本文章由计算机程序翻译，如有差异，请以英文原文为准。

求助全文

约1分钟内获得全文求助全文

来源期刊

Memetic Computing COMPUTER SCIENCE, ARTIFICIAL INTELLIGENCE-OPERATIONS RESEARCH & MANAGEMENT SCIENCE

CiteScore

6.80

自引率

12.80%

发文量

期刊介绍： Memes have been defined as basic units of transferrable information that reside in the brain and are propagated across populations through the process of imitation. From an algorithmic point of view, memes have come to be regarded as building-blocks of prior knowledge, expressed in arbitrary computational representations (e.g., local search heuristics, fuzzy rules, neural models, etc.), that have been acquired through experience by a human or machine, and can be imitated (i.e., reused) across problems. The Memetic Computing journal welcomes papers incorporating the aforementioned socio-cultural notion of memes into artificial systems, with particular emphasis on enhancing the efficacy of computational and artificial intelligence techniques for search, optimization, and machine learning through explicit prior knowledge incorporation. The goal of the journal is to thus be an outlet for high quality theoretical and applied research on hybrid, knowledge-driven computational approaches that may be characterized under any of the following categories of memetics: Type 1: General-purpose algorithms integrated with human-crafted heuristics that capture some form of prior domain knowledge; e.g., traditional memetic algorithms hybridizing evolutionary global search with a problem-specific local search.
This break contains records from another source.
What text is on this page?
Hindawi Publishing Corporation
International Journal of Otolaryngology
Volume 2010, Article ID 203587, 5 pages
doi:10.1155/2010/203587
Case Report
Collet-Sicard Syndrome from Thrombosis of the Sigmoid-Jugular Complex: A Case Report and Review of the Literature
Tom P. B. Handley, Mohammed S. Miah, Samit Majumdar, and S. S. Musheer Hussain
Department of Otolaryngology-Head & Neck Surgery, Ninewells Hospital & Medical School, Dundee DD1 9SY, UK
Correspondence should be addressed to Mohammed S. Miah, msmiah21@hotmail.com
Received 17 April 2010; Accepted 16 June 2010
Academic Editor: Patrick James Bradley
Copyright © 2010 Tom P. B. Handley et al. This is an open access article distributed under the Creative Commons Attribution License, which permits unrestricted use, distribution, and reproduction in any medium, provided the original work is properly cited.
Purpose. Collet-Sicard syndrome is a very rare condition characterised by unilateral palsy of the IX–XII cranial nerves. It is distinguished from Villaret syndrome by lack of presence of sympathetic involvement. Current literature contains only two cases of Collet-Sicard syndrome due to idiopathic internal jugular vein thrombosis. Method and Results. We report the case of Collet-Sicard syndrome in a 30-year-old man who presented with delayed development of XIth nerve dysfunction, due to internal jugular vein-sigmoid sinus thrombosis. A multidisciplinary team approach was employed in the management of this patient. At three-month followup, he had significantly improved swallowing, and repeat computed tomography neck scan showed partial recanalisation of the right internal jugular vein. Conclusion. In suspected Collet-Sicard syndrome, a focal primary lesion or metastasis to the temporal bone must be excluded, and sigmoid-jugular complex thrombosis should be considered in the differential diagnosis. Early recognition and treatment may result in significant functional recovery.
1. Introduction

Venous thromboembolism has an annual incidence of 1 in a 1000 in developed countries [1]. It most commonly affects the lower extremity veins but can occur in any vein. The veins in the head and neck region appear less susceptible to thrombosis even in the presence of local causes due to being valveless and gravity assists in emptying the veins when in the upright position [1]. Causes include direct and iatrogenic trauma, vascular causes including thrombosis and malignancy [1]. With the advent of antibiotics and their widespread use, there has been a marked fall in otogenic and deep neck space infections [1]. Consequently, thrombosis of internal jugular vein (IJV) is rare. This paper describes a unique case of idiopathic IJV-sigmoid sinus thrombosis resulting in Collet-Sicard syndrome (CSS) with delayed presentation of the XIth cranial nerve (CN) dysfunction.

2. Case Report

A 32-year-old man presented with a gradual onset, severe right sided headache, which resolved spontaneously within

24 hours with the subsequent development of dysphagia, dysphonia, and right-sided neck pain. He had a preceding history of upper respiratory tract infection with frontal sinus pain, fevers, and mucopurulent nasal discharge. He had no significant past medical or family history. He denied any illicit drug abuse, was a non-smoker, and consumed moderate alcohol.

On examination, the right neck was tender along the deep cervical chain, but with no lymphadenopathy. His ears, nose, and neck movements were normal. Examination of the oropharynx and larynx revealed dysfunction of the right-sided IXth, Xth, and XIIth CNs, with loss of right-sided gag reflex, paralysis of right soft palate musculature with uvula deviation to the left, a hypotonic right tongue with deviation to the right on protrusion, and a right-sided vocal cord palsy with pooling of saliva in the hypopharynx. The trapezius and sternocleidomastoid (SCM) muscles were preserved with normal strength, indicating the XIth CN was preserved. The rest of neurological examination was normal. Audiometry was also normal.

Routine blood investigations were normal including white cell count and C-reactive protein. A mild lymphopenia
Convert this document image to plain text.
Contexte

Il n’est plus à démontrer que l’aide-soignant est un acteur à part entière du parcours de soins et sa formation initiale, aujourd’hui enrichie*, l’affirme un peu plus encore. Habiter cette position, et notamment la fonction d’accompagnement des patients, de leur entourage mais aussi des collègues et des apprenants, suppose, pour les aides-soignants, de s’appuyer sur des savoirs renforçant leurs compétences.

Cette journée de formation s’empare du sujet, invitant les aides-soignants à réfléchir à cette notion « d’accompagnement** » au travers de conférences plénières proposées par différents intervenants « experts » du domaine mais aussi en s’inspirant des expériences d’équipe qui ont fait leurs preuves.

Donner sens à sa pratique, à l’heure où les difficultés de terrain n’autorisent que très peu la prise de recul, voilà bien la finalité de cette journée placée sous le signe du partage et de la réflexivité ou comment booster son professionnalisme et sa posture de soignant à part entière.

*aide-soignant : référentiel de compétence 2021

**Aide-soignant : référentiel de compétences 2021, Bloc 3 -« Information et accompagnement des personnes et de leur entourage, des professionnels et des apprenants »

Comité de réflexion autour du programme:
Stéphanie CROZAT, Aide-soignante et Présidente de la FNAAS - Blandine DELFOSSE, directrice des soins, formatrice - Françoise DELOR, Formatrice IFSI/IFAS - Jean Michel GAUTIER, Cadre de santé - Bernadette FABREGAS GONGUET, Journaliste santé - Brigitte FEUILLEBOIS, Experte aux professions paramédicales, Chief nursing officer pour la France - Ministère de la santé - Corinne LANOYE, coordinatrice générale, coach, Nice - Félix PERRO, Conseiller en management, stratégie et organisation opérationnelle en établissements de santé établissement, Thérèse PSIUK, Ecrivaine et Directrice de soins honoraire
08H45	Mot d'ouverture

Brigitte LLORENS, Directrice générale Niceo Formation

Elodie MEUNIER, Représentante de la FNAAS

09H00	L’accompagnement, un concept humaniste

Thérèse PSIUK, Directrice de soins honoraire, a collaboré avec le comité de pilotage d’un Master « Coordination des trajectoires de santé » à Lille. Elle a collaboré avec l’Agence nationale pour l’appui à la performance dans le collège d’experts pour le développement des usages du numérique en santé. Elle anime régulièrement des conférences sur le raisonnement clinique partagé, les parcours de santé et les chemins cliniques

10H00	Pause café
Type 2: Algorithms with the ability to automatically select, adapt, and reuse the most appropriate heuristics from a diverse pool of available choices; e.g., learning a mapping between global search operators and multiple local search schemes, given an optimization problem at hand. Type 3: Algorithms that autonomously learn with experience, adaptively reusing data and/or machine learning models drawn from related problems as prior knowledge in new target tasks of interest; examples include, but are not limited to, transfer learning and optimization, multi-task learning and optimization, or any other multi-X evolutionary learning and optimization methodologies.